Друзья крепко обнялись.
Дорога изматывала Стеллера. Постоянные холодные дожди сменялись мокрым, колючим снегом. Лошади вязли копытами в раскисшей глине и нехотя тащили повозку. Промозглость погоды тягостными мотивами бередила душу и усугубляла печаль. Панические мысли не давали покоя, угнетали и сводили с ума. Георг кутался в одежды, его знобило, и он не понимал почему: то ли сдавали нервы, то ли начиналась лихорадка. Да и постоянное присутствие конвоя наводило бесконечный страх. Безудержное отчаяние охватило Стеллера, и он был готов ко всему. Но стоило ему вспомнить о Хионии, думы о своей судьбе отступали и в памяти возрождался образ прекрасного цветка, увиденного на Аляске. На минуты становилось тепло и спокойно.
«Только бы она ожила!» — думал Георг.
Стеллер преодолел уже немало пути, когда его повозку нагнал курьер от Сената.
— Георг Вильгельм Стеллер, вы свободны, — равнодушно объявил он. — Обвинений против вас нет, и вы можете возвращаться в Петербург.
Георг сложил руки на груди и безучастно посмотрел на курьера. Известие он воспринял спокойно, лишь малозаметная искра на мгновение вспыхнула в провалившихся глазах и тут же погасла.
— Вы больны? — спросил курьер.
— Нездоровится, — кивнул Георг. — Беспокоюсь, что лихорадка.
— К лекарю надлежит обратиться, — проявил участие курьер.
— Да что вы! Мне немедля в Академию наук надобно.
Невзирая на сильную болезнь, Стеллер тотчас выехал в Петербург.
Будучи на подъезде к Тюмени, Георг получил письмо из Соликамска. Не откладывая ни минуты, он принялся читать.
«Здравствуйте, мой дорогой друг, Георг! — писал Демидов. — Мне не терпится узнать о делах ваших судебных. Я пребываю в надеждах, что всё решилось в вашу пользу. В добром ли вы здравии? Безмерно верится, что всё у вас хорошо. С горечью сообщаю, что хлопоты наши были напрасны. Хиония не задалась. Листы поддались желтизне и погибли. Событие это я перенёс с нескрываемой печалью. Думаю, что и вас это, несомненно, огорчит.
Не знаю, было ли вам заметно, что во время вашего пребывания в доме моём жена моя, любезная Анастасия Павловна, была беременна. Намедни с Божьей помощью она разродилась девочкой, что принесло в нашу семью безграничную радость.
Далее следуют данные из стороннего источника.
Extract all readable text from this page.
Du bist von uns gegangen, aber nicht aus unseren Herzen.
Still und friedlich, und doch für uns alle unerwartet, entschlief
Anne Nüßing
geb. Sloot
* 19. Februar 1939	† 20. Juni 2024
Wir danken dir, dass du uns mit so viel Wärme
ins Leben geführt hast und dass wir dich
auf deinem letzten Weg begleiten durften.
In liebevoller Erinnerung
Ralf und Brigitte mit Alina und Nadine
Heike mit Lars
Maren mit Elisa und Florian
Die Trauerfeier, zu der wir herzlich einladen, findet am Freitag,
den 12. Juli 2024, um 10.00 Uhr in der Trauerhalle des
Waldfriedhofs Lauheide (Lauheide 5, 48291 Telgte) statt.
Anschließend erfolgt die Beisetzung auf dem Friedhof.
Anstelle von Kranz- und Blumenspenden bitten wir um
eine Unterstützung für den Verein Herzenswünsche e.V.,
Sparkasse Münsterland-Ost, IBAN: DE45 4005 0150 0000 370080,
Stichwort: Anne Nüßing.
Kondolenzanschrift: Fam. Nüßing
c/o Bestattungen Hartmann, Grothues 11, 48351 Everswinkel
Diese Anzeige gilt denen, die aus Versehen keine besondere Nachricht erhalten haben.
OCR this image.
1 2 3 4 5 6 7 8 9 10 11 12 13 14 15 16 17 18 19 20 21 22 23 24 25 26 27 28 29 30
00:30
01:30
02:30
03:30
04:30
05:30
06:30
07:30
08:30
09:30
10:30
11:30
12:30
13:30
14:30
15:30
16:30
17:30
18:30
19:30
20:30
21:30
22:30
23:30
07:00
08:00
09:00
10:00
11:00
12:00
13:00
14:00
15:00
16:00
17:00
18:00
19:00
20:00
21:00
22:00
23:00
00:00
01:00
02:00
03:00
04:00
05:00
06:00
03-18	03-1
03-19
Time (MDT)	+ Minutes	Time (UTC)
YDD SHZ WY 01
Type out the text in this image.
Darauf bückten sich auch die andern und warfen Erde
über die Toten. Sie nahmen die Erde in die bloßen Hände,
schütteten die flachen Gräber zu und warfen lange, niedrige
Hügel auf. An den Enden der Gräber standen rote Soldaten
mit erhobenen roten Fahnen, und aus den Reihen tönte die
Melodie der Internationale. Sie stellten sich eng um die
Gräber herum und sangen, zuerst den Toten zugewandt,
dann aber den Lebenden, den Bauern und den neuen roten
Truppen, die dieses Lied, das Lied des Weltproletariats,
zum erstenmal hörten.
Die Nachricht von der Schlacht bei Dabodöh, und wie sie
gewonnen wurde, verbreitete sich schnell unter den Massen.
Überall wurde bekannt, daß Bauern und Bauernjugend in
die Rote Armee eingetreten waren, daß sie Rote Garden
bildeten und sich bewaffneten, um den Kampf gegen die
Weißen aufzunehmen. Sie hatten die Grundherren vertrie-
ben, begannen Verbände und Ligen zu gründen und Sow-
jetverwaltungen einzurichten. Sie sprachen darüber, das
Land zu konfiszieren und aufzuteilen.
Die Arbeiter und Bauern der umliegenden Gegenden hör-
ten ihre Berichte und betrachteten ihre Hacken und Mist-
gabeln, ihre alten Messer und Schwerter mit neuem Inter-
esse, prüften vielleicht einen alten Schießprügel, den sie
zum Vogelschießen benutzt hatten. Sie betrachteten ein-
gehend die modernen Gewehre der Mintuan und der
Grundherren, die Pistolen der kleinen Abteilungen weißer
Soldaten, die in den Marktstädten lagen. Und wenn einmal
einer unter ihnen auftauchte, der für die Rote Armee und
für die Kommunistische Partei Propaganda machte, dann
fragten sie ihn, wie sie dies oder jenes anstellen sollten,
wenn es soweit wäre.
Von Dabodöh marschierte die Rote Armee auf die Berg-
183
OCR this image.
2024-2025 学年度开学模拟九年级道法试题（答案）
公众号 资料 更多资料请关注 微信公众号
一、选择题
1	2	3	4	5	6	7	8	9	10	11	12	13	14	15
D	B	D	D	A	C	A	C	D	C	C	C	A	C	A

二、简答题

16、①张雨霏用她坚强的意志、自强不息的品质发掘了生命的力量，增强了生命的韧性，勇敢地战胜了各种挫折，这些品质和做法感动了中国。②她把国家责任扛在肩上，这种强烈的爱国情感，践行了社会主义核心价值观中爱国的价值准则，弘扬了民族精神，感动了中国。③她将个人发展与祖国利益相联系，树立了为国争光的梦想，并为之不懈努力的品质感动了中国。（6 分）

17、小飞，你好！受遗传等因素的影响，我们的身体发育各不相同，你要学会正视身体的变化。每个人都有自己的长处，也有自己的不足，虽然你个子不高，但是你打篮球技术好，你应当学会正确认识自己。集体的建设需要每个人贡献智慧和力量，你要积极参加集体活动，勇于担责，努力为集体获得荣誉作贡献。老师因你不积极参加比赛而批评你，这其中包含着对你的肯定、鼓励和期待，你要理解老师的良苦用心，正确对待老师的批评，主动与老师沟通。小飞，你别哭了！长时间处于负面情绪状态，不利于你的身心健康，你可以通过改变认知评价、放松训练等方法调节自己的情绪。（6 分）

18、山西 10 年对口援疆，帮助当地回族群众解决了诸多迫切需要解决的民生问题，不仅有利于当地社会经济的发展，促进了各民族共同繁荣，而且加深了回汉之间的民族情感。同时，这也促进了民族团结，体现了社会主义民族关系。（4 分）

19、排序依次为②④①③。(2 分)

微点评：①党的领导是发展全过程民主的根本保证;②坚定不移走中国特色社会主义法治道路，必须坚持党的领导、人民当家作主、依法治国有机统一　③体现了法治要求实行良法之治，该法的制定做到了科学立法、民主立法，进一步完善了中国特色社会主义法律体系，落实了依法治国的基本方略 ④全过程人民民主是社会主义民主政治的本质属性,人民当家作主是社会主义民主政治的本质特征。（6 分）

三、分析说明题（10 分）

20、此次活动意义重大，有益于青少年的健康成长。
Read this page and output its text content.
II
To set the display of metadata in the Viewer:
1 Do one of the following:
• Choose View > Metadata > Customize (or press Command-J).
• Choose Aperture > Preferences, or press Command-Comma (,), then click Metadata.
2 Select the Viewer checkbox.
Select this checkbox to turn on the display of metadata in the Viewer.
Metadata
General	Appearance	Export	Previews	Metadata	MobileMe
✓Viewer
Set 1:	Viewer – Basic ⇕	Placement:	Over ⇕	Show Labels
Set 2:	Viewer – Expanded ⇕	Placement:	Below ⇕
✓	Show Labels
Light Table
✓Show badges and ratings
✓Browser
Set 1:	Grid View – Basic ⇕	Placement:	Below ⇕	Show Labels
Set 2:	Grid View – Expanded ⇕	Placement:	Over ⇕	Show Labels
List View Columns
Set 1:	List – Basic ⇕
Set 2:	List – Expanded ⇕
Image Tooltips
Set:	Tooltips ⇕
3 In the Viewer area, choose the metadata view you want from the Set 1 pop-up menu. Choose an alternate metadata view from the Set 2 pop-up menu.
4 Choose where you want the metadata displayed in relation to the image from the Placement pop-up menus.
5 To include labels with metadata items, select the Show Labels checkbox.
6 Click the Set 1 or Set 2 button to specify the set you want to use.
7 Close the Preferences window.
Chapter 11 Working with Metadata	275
Вы и представить себе не позволите, сколь много характера и капризности в оном крохотном существе! Она мила и большеглаза. Давеча, любуясь на неё, я проникся мыслью, что, по вашим описаниям заморского цветка, она похожа на него и натурой своей, и красотой. Сим сообщаю вам, что во имя дружбы нашей, Георг, и сует общих наших я решился наречь её Хионией. Глядя на неё, я с теплом душевным буду вспоминать ежечасные дела наши. Очень надеюсь, что вы найдёте оказию вновь погостить у меня. Чему с большим удовольствием я буду несказанно рад. О просьбе вашей я помню и непременно исполню. С истинным почтением, ваш друг Григорий Демидов».
Георг тяжело вздохнул и прикрыл глаза рукой. Медленная слеза стекла по щеке и упала на бумагу, размывая чернила ровных строчек письма.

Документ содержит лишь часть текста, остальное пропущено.